On the home front, this has been a rather disrupted week with work being done in the house for two days. That has not prevented me catching up on the BBC series presented by Susie Klein on “This classical century” which was poorly treated by the Corporation given how good it was..
Bill Bryson, I have to thank for causing me to explore what has been named as the Dunning-Kruger effect. In the 19th century Darwin wrote “Ignorance more frequently begets confidence than does knowledge.” A coarser statement is more commonly used – “the more stupid you are, the less you understand just how stupid you are”
I better like the interpretation “the less you know, the more confident you feel in what you say/believe, while the more you know the more you know how little you know.” Two medical examples should suffice. George III we now know was suffering from a particular medical condition, not dementia. Lord Randolph Churchill we now know was not suffering from syphillis – a condition used to cover almost every neurological problem in the 19th century and used routinely, especially for the early death of composers. History and science throw up as many examples. Those of you who are interested in science should read “Lost paradigms” by John L Costi – a real eye opener.
Moving from the serious to a lighter issue yet another local pub has shut. What saddens me about that, is not really the loss of a pub since pubs have never figured in my social life, but the loss of yet another charming name. A name like “The gate hangs well” had a charm that far exceeds “The Red Lion”.
G.K. Chesterton held many obnoxious views, but he did leave us with novels – the Farther Brown stories, and a poem that comes to mind every time we drive from Bromsgrove to the farm by the ‘country’ route.
The Rolling English Road By G. K. Chesterton
Before the Roman came to Rye or out to Severn strode,
Often forgotten is the fact that this poem was first published in a 1913 publication dedicated to resisting the temperance movement!
The rolling English drunkard made the rolling English road.
A reeling road, a rolling road, that rambles round the shire,
And after him the parson ran, the sexton and the squire;
A merry road, a mazy road, and such as we did tread
The night we went to Birmingham by way of Beachy Head.

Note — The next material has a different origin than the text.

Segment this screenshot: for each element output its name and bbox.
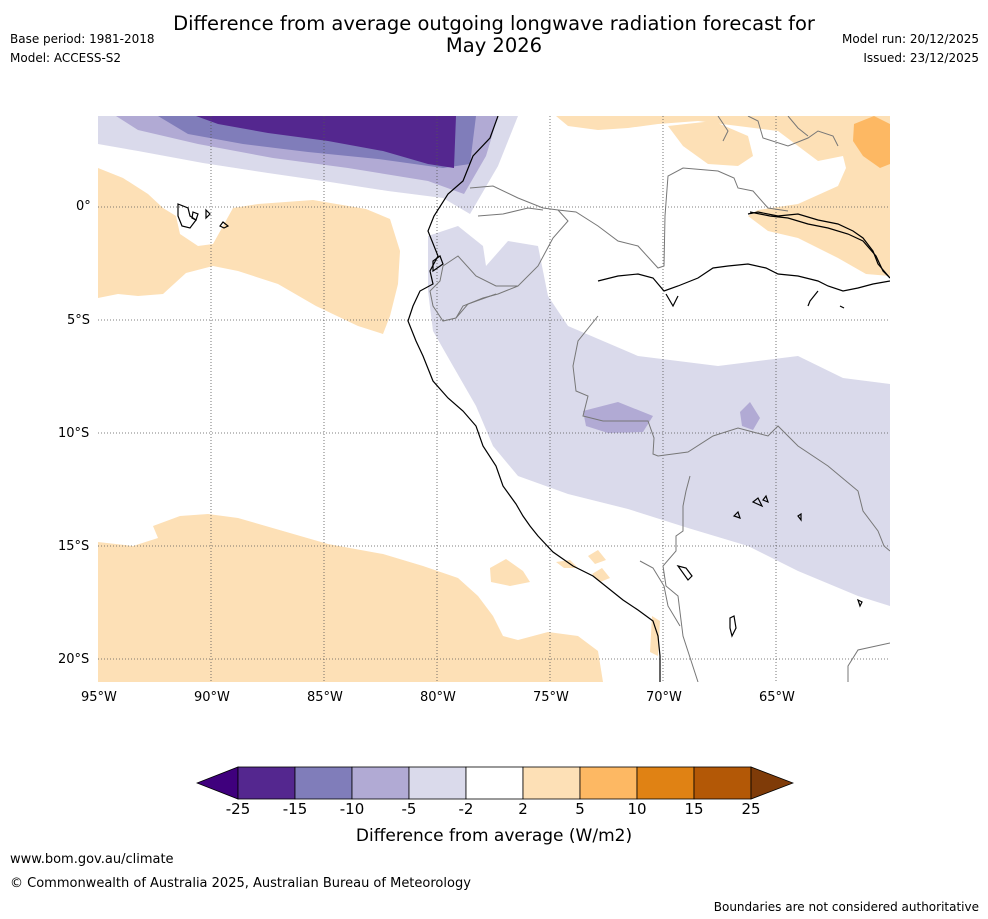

I knew no harm of Bonaparte and plenty of the Squire,
And for to fight the Frenchman I did not much desire;
But I did bash their baggonets because they came arrayed
To straighten out the crooked road an English drunkard made,
Where you and I went down the lane with ale-mugs in our hands,
The night we went to Glastonbury by way of Goodwin Sands.
His sins they were forgiven him; or why do flowers run
Behind him; and the hedges all strengthening in the sun?
The wild thing went from left to right and knew not which was which,
But the wild rose was above him when they found him in the ditch.
God pardon us, nor harden us; we did not see so clear
The night we went to Bannockburn by way of Brighton Pier.
My friends, we will not go again or ape an ancient rage,
Or stretch the folly of our youth to be the shame of age,
But walk with clearer eyes and ears this path that wandereth,
And see undrugged in evening light the decent inn of death;
For there is good news yet to hear and fine things to be seen,
Before we go to Paradise by way of Kensal Green.